New FERC member Christie backs up-front, 'robust' vetting in gas project reviews

New FERC commissioner Clements targets revamping 'outdated' pipeline policy

"What we need to do is accommodate these state clean energy programs as the statute tells us to, not block the way of those programs, and I'm hopeful that we're going to be doing that in the very near future," Glick said at the National Association of State Energy Officials' energy policy outlook conference.

Beyond changing direction on capacity markets, a move he said the RTOs appear to already be working on and that he hoped FERC could help steer, Glick said he wanted to facilitate more engagement with the states on energy policy across the board.

"We had pretty much a line drawn between wholesale markets and wholesale transactions, which are clearly subject to FERC regulation, and retail markets and distribution services, which are clearly subject to the state regulation. And that seemed to work well for a long time, but now markets are a little more complicated, primarily due to technological innovation," Glick said.

"We have a lot of behind-the-meter generation that the owners of those facilities not only want to provide power at the local level, but they also want to sell power into the wholesale markets."

Glick pointed to FERC's work on eliminating barriers to wholesale market entry for energy storage and distributed energy resources through Orders 841 and 2222, respectively. He said he understood that states had "a legitimate concern with trying to make sure their distribution systems are sufficiently reliable."

"As we continue this transition toward the clean energy future, we're going to certainly have some hiccups along the way in terms of trying to figure out what's the appropriate role for the states, what's the appropriate role for FERC in terms of how we regulate those particular transactions," Glick said.

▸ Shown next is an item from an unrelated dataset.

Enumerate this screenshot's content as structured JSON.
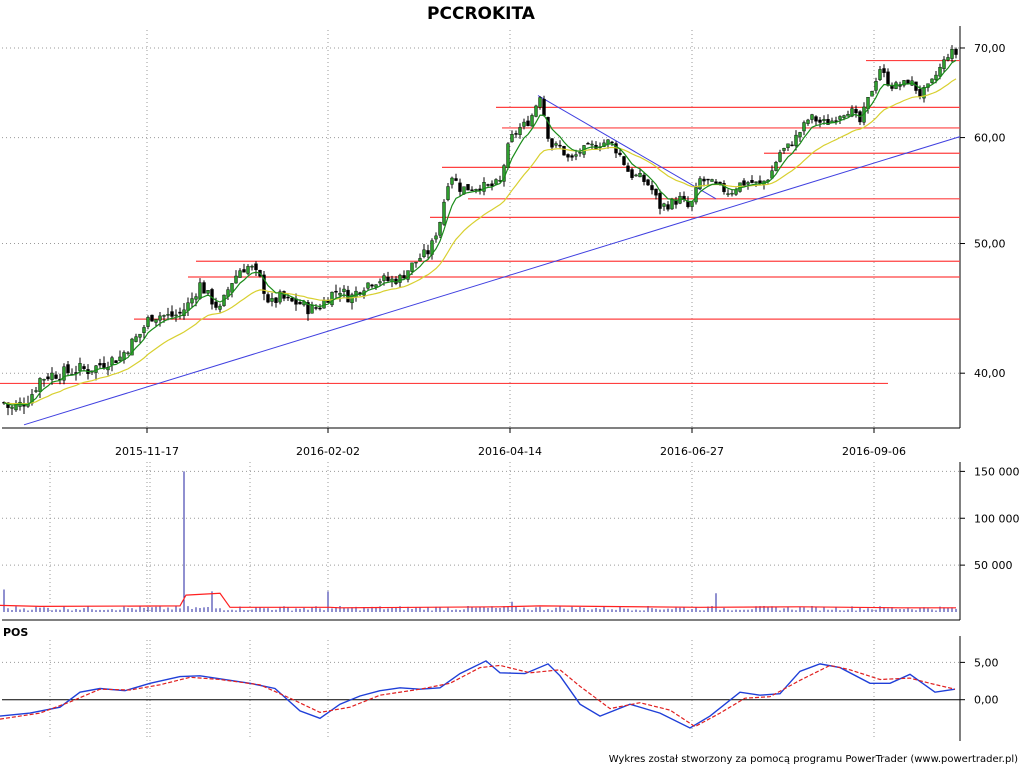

"And I think it's going to be a little bit bumpy over the years, but I certainly have committed to the state [utility] regulators and ... [to the state energy officials] that I want to work with you. I want to make sure that FERC is accommodating as much as possible to the states and that we can work together on these issues."

Effective engagement

Asked what he thought the states should do on their end to ensure effective engagement, Glick suggested they approach getting their voices heard from two fronts: through FERC directly and through the RTOs.

With FERC, making your voice known involves meeting with the commissioners, participating in proceedings by filing briefs in the dockets and taking part in conversations at technical conferences, be it as panelists or by submitting post-conference comments, Glick said.

The RTOs, Glick said, also "have a lot of sway in how the market rules are modified on a going-forward basis."

He acknowledged that "in some cases the states don't necessarily have an effective voice at the RTO," due to the unique and varied stakeholder processes among the RTOs.

"That's another area I think [FERC] needs to get involved in, the issue of RTO governance and making sure that everyone has fair representation in terms of governance," he said. "But I do encourage you to get very involved in the RTOs, especially if they start looking at alternatives for the current approaches to capacity markets around the country."

Office of Public Participation

State energy officials also questioned Glick on his vision and implementation plans for the long-stalled Office of Public Participation, on which Congress recently started a six-month clock for FERC to respond with plans for setting up the office first authorized in 1978.

Glick praised that step by Congress, and said FERC was moving forward on it "right away," with an internal meeting Feb. 5 to discuss how to proceed.

Referencing concerns of landowners about impacts of natural gas projects to their properties and health, Glick said "one thing that the Office of Public Participation could do is hopefully reach out to those affected landowners and other affected people in a community like that and give them a better awareness of what FERC is taking a look at and what some of the issues are."